Degenerative spinal cord compression is a frequent pathological condition with increasing prevalence throughout aging. Initial non-myelopathic cervical spinal cord compression (NMDC) might progress over time into potentially irreversible degenerative cervical myelopathy (DCM). While quantitative MRI (qMRI) techniques demonstrated the ability to depict intrinsic tissue properties, longitudinal in-vivo biomarkers to identify NMDC patients who will eventually develop DCM are still missing. Thus, we aim to review the ability of qMRI techniques (such as diffusion MRI, diffusion tensor imaging (DTI), magnetization transfer (MT) imaging, and magnetic resonance spectroscopy (1H-MRS)) to serve as prognostic markers in NMDC. While DTI in NMDC patients consistently detected lower fractional anisotropy and higher mean diffusivity at compressed levels, caused by demyelination and axonal injury, MT and 1H-MRS, along with advanced and tract-specific diffusion MRI, recently revealed microstructural alterations, also rostrally pointing to Wallerian degeneration.

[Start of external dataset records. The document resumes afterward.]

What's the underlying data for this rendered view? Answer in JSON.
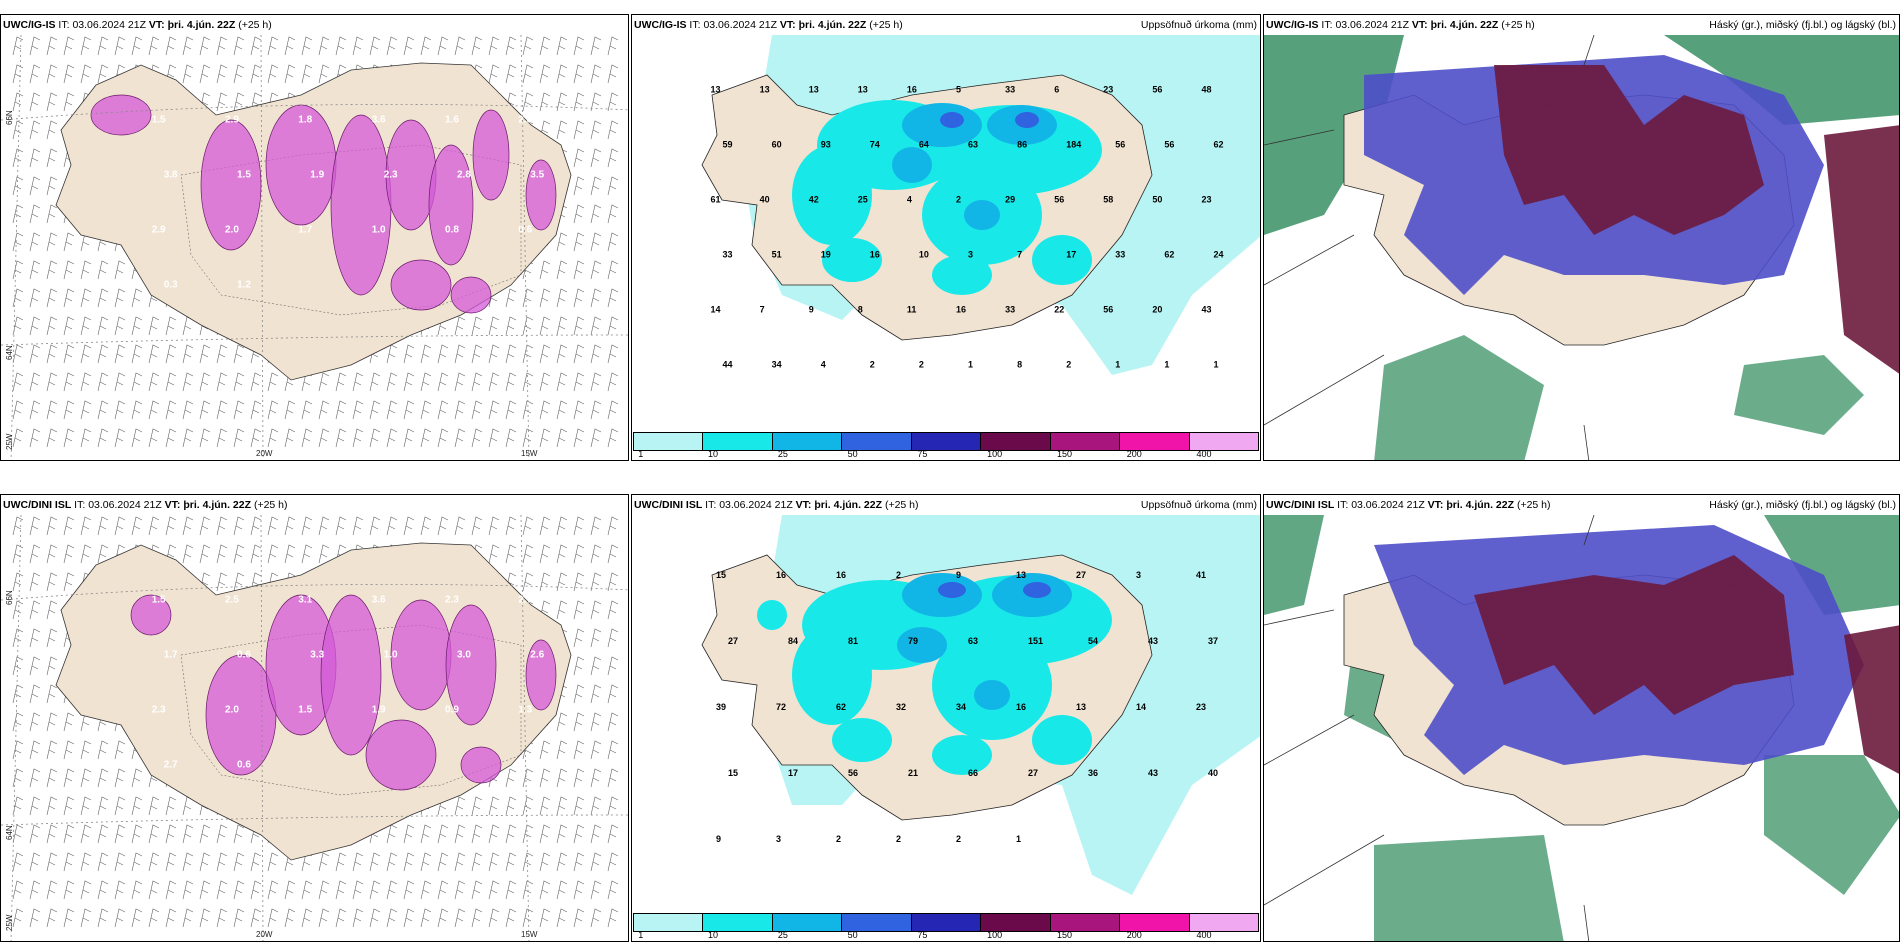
{
  "panels": {
    "p1": {
      "model": "UWC/IG-IS",
      "it_label": "IT:",
      "it_value": "03.06.2024 21Z",
      "vt_label": "VT:",
      "vt_value": "þri. 4.jún. 22Z",
      "lead": "(+25 h)"
    },
    "p2": {
      "model": "UWC/IG-IS",
      "it_label": "IT:",
      "it_value": "03.06.2024 21Z",
      "vt_label": "VT:",
      "vt_value": "þri. 4.jún. 22Z",
      "lead": "(+25 h)",
      "right_title": "Uppsöfnuð úrkoma (mm)"
    },
    "p3": {
      "model": "UWC/IG-IS",
      "it_label": "IT:",
      "it_value": "03.06.2024 21Z",
      "vt_label": "VT:",
      "vt_value": "þri. 4.jún. 22Z",
      "lead": "(+25 h)",
      "right_title": "Háský (gr.), miðský (fj.bl.) og lágský (bl.)"
    },
    "p4": {
      "model": "UWC/DINI ISL",
      "it_label": "IT:",
      "it_value": "03.06.2024 21Z",
      "vt_label": "VT:",
      "vt_value": "þri. 4.jún. 22Z",
      "lead": "(+25 h)"
    },
    "p5": {
      "model": "UWC/DINI ISL",
      "it_label": "IT:",
      "it_value": "03.06.2024 21Z",
      "vt_label": "VT:",
      "vt_value": "þri. 4.jún. 22Z",
      "lead": "(+25 h)",
      "right_title": "Uppsöfnuð úrkoma (mm)"
    },
    "p6": {
      "model": "UWC/DINI ISL",
      "it_label": "IT:",
      "it_value": "03.06.2024 21Z",
      "vt_label": "VT:",
      "vt_value": "þri. 4.jún. 22Z",
      "lead": "(+25 h)",
      "right_title": "Háský (gr.), miðský (fj.bl.) og lágský (bl.)"
    }
  },
  "coords": {
    "lat66": "66N",
    "lat64": "64N",
    "lon25": "25W",
    "lon20": "20W",
    "lon15": "15W"
  },
  "legend": {
    "colors": [
      "#b8f4f4",
      "#19e8e8",
      "#12b6e6",
      "#2f63e0",
      "#2626b4",
      "#6b0a4a",
      "#a8157c",
      "#f014a8",
      "#f0a8f0"
    ],
    "ticks": [
      "1",
      "10",
      "25",
      "50",
      "75",
      "100",
      "150",
      "200",
      "400"
    ]
  },
  "colors": {
    "land": "#f1e3d1",
    "precip_light": "#b8f4f4",
    "precip_mid": "#19e8e8",
    "precip_dark": "#12b6e6",
    "high_cloud": "#2c8a5a",
    "mid_cloud": "#6b1a3c",
    "low_cloud": "#4e4ec9",
    "wind_lift": "#d45ad8"
  },
  "precip_top": [
    "13",
    "13",
    "13",
    "13",
    "16",
    "5",
    "33",
    "6",
    "23",
    "56",
    "48",
    "59",
    "60",
    "93",
    "74",
    "64",
    "63",
    "86",
    "184",
    "56",
    "56",
    "62",
    "61",
    "40",
    "42",
    "25",
    "4",
    "2",
    "29",
    "56",
    "58",
    "50",
    "23",
    "33",
    "51",
    "19",
    "16",
    "10",
    "3",
    "7",
    "17",
    "33",
    "62",
    "24",
    "14",
    "7",
    "9",
    "8",
    "11",
    "16",
    "33",
    "22",
    "56",
    "20",
    "43",
    "44",
    "34",
    "4",
    "2",
    "2",
    "1",
    "8",
    "2",
    "1",
    "1",
    "1"
  ],
  "precip_bottom": [
    "15",
    "16",
    "16",
    "2",
    "9",
    "13",
    "27",
    "3",
    "41",
    "27",
    "84",
    "81",
    "79",
    "63",
    "151",
    "54",
    "43",
    "37",
    "39",
    "72",
    "62",
    "32",
    "34",
    "16",
    "13",
    "14",
    "23",
    "15",
    "17",
    "56",
    "21",
    "66",
    "27",
    "36",
    "43",
    "40",
    "9",
    "3",
    "2",
    "2",
    "2",
    "1"
  ],
  "wind_vals_top": [
    "1.5",
    "2.9",
    "1.8",
    "3.6",
    "1.6",
    "2.5",
    "3.8",
    "1.5",
    "1.9",
    "2.3",
    "2.8",
    "3.5",
    "2.9",
    "2.0",
    "1.7",
    "1.0",
    "0.8",
    "0.6",
    "0.3",
    "1.2"
  ],
  "wind_vals_bottom": [
    "1.5",
    "2.5",
    "3.1",
    "3.6",
    "2.3",
    "2.7",
    "1.7",
    "0.6",
    "3.3",
    "1.0",
    "3.0",
    "2.6",
    "2.3",
    "2.0",
    "1.5",
    "1.9",
    "0.9",
    "1.3",
    "2.7",
    "0.6"
  ]
}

Recent studies also disclosed a significant relationship between microstructural damage and functional deficits, as assessed by qMRI and electrophysiology, respectively. Thus, tract-specific qMRI, in combination with electrophysiology, critically extends our understanding of the underlying pathophysiology of degenerative spinal cord compression and may provide predictive markers of DCM development for accurate patient management. However, the prognostic value must be validated in longitudinal studies.